By Emily Isaac
Jambar Contributor
Writers, readers and storytellers from all over the country came together for the second annual Youngstown Literary Arts Festival. The conference was held at Youngstown State University on Sept. 21 and 22.
Lit Youngstown is a literary arts nonprofit. The festival featured workshops, panels, poetry reading and craft talks with writers from all over the eastern United States and a few west of the Mississippi.
Lit Youngstown was founded in 2015 by Karen Schubert and Liz Hill. They held their first conference last year and decided to bring it to YSU this year so they could grow.
Schubert, an author and YSU graduate, hosted the event.
Schubert said the event had roughly 50 students registered to attend and a few walk-ins.
Jordan McNeil, a graduate student at YSU, attended the festival.
“I love the work that Lit Youngstown is doing in the area,” McNeil said.
Lit Youngstown put out a call for proposals and had sessions on editing, writing, publishing and teaching all things related to creative writing.

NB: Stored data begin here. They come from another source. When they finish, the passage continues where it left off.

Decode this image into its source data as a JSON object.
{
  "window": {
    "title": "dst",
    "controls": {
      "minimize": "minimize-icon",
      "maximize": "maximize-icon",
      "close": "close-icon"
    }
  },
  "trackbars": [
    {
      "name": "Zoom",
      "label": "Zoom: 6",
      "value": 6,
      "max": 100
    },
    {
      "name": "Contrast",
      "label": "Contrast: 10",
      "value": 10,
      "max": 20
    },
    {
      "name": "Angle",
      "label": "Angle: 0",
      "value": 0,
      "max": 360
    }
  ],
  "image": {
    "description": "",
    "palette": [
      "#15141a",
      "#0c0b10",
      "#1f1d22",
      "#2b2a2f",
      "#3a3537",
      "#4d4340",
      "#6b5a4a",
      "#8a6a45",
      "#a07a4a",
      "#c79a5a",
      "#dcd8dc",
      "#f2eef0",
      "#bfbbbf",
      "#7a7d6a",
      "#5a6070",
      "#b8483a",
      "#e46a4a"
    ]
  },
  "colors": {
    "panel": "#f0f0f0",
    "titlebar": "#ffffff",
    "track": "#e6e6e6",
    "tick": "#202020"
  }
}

Judith Vollmer, one of the poets from Pittsburgh, Pa., gave a reading and said it was her first time at Youngstown Literary Arts Festival.
She currently has five books of poetry and is working on a new project.
Vollmer said she tends to write about the same subjects, such as cities — particularly green cities. She also writes about cities that have remade themselves or are trying to, like zero waste cities or cities that preserve waterways.
Vollmer started out as a young journalist who worked for both her high school and university newspapers. It was around then she started writing poems.
She moved on to write for Pitt News and the now closed Pittsburgh Press, which was a metropolitan daily and had five editions a day. Vollmer covered the federal court and agencies.
She said she always loved reading and listening to poetry and it was her professors at the University of Pittsburgh who encouraged her to pursue writing poetry as a career.
Vollmer offered some advice to students and individuals looking to begin a career as a writer or poet.
“Read what you like,” she said. “Read all genres, really. Read outside of what you think you might like. Go to readings. Buy books and talk to other writers.”
The festival featured all different kinds of writers including fiction writer Lesley Nneka Arimah from Minneapolis, Minn.
Arimah said it was important to attend the festival because of the wide variety of panels covering many interesting aspects of writing.
She was also one of four speakers who attended.
Arimah, has been writing roughly the last 10 years. She had originally planned to attend law school, but was strongly influenced by a professor who had talked about writing as a career.
Her inspiration is “seeking answers to the human question.”
Lit Youngstown offers opportunities to all writers to help them reach their potential, share and publish their work and offer guidance to other writers.